Im Moment ist mir aber alles egal; ich brauche ´ne Dusche und ein Bett! 3 Stunden später geht es frischgewaschen und ausgeruht zur ersten Sightseeingrunde durch Malate.

Abgefahren! Die Straßen sind gerammelt voll: Mit Autos (Rechtsverkehr, scheiße..), Straßenständen, Passanten, Bettlern und viel, viel Müll. Die Bürgersteige sind auch nicht zum Gehen gedacht; sie dienen den fliegenden Händlern als Verkaufsfläche, den Obdachlosen als Schlafplatz und der Allgemeinheit als Abstellfläche für Gerümpel. Oh, und als Müllkippe und Klo dienen sie auch. Es stinkt ABSCHEULICH in Manila, ganz egal wo Du hingehst.
Wenn Du runter ans Meer zur Promenade gehst stinkt es ungeheuerlich nach Kloake. Die Promenade wird grade renoviert, wurde vom letzten Tsunami zerstört, und entlang der Hauptstraße zieht sich ein kilometerlanger Bauzaun. Dahinter haben sich hunderte Obdachlose häuslich eingerichtet (sieht man von den Brücken aus die die Hauptstraße überqueren), und die waschen sich ernsthaft in dem Wasser! *örks* Ich hab´ ein Familienbad miterlebt.. Ich weiß nicht, aber ich glaub´ da würd´ ich lieber staubig bleiben, statt in den Abwässern der halben Stadt zu baden.
Wenn Du an Baustellen vorbeigehst (wovon es in Manila schätzungsweise… verdammt viele gibt) riecht es nach Jauche. Dieses Phänomen hat sich mir bisher nicht erschlossen. Wer weiß womit die da bauen…
Wenn Du an „Grünanlagen“ (hoffnungsloser Euphemismus) vorbeigehst riecht es nach Müll, verbranntem Müll und wieder nach Aa.
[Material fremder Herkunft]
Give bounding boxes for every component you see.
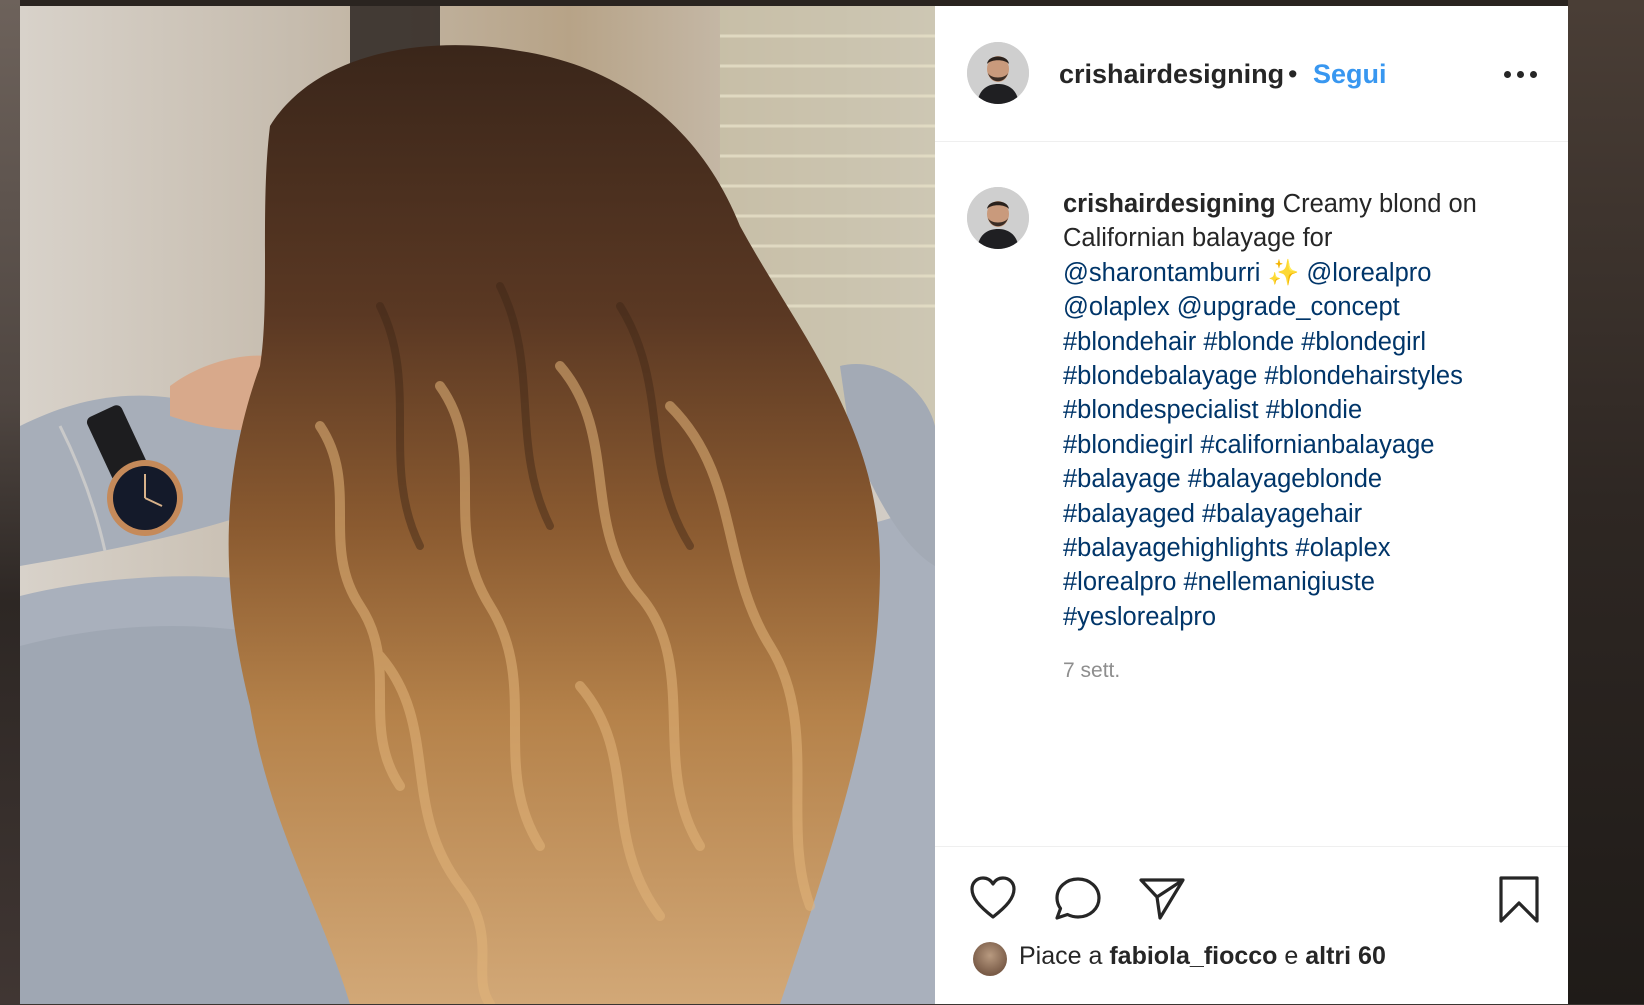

Straßenhändler verbringen ihren Tag auch unter eher nicht so hygienischen Umständen – keine Toilette weit und breit, und nachdem man ins Gebüsch geschissen hat kann man sich nirgends die Hände waschen… Ich werd´ mich hüten, Obst zu essen das die angefasst haben! Sie selber auch übrigens. Ich hab´ die beim Essen beobachtet. Besteck gibt´s da nicht, aber mit den bloßen Händen essen die auch nicht, sind ja nicht blöd. Nee, die ziehen sich Plastiktüten über die Hände und essen so. Nix essen was man selber angefasst hat.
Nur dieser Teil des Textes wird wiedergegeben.